With the LHC run scheduled to end on the evening of 16 December for a shutdown for further consolidation work in preparation for running at higher energies, the last two days saw the machine revert to the operators for further commissioning studies. First there were tests on 15 December in which one of the TOTEM experiment’s delicate Roman pots was moved closer towards the beam to record the first track in the “edgeless” silicon detectors (CERN Courier September 2009 p19).
Finally, in the early hours of 16 December the beam experts were able to test the “squeeze” at the interaction regions. A squeeze involves reducing the beam size at the collision points by reducing (“squeezing”) the betatron function, β, which describes the amplitude of the betatron oscillations.
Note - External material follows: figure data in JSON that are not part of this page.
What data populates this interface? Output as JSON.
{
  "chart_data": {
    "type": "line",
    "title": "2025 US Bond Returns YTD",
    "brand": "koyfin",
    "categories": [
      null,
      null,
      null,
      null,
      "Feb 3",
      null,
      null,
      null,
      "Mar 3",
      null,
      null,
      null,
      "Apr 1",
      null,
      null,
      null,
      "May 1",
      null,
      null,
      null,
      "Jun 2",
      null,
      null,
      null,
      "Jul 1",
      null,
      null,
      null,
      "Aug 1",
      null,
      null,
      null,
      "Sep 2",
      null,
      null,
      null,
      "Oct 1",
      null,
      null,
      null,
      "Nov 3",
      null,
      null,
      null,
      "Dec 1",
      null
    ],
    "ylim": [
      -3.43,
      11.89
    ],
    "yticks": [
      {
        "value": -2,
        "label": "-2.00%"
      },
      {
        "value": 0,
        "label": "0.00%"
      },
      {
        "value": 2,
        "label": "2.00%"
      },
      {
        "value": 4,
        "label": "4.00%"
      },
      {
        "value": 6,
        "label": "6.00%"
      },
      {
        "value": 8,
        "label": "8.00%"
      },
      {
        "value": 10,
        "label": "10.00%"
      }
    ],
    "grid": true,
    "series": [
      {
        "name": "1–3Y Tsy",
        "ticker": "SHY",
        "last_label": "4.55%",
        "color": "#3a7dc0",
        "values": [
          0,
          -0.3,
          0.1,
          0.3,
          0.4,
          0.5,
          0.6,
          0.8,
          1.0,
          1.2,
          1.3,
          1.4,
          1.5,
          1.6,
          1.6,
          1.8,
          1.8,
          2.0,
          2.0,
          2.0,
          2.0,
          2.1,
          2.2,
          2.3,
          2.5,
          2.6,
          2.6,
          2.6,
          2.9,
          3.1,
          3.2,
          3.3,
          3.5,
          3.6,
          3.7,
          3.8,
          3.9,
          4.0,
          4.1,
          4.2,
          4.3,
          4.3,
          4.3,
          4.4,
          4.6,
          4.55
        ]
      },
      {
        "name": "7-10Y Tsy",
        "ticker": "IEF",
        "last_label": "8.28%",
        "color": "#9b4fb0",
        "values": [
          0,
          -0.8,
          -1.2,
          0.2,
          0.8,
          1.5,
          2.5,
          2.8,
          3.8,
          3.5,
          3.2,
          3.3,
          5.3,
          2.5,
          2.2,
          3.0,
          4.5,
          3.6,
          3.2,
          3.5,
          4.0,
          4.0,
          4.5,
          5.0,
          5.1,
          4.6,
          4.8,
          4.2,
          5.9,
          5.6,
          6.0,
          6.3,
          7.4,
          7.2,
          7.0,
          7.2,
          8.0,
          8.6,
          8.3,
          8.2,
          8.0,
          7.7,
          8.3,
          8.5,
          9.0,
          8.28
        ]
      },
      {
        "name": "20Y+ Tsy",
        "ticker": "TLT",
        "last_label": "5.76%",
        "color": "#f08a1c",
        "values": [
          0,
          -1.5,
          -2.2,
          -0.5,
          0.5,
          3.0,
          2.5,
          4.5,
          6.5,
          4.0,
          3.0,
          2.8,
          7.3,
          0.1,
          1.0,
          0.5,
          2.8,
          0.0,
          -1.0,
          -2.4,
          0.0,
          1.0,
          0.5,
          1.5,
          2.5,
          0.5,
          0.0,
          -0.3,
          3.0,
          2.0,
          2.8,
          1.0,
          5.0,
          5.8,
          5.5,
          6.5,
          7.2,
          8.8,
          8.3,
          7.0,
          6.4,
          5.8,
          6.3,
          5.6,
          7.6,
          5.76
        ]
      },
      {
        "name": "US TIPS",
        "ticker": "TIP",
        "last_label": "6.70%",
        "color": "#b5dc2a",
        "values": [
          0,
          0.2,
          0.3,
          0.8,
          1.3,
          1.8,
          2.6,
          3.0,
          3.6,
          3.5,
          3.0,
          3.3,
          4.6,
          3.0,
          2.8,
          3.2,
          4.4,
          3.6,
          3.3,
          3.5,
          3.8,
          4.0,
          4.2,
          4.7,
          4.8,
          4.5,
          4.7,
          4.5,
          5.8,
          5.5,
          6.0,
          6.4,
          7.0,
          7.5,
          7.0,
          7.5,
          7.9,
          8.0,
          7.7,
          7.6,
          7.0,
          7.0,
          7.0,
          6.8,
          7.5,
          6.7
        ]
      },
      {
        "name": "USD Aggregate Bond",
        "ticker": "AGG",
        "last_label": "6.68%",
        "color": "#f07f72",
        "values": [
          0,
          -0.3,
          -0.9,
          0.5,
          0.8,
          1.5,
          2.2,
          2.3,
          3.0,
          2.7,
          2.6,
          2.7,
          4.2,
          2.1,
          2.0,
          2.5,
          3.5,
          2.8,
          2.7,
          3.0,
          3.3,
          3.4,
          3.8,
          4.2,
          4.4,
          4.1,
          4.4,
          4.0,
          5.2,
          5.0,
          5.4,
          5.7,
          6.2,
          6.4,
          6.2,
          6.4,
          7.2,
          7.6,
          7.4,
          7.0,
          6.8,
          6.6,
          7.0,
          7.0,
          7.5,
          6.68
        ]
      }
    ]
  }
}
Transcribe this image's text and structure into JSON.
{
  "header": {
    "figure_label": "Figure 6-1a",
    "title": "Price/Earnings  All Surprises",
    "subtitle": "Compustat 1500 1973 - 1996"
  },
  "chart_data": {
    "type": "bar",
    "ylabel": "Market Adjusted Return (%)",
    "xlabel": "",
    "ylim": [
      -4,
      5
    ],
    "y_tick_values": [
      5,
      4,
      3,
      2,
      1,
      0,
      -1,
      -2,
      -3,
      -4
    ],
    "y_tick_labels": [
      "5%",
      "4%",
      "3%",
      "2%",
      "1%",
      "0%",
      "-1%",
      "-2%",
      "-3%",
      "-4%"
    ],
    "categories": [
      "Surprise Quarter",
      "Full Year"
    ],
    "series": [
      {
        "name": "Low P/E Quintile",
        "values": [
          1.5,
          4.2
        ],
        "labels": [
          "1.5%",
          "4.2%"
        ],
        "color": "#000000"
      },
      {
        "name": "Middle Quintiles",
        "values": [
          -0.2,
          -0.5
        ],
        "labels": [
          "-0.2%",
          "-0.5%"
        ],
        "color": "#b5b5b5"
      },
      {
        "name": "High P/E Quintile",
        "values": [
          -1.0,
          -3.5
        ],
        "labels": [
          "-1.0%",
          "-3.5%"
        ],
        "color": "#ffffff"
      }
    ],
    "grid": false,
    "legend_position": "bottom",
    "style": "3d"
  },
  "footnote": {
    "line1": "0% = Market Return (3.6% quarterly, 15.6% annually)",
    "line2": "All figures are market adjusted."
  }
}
With four bunches per beam, the machine ramped once again to 1.18 TeV, a squeeze to 7 m was successfully applied at interaction region 5, where the CMS experiment is located.
After further beam studies, at 6.00 p.m. the operators prepared to dump the beam for the last time in 2009, just as planned. This ended the first, highly successful full commissioning run for the LHC, which is being followed by a technical stop until February. While the LHC remains on stand-by, work continues to implement protection systems to allow high-energy running at up to 3.5 TeV per beam, as well as to make other modifications and repairs in the machine and the experiments. The first four weeks of running had brought plenty of success, auguring well for the future. After some time for celebrations over the festive season, it would be time to prepare for the next step in this great adventure.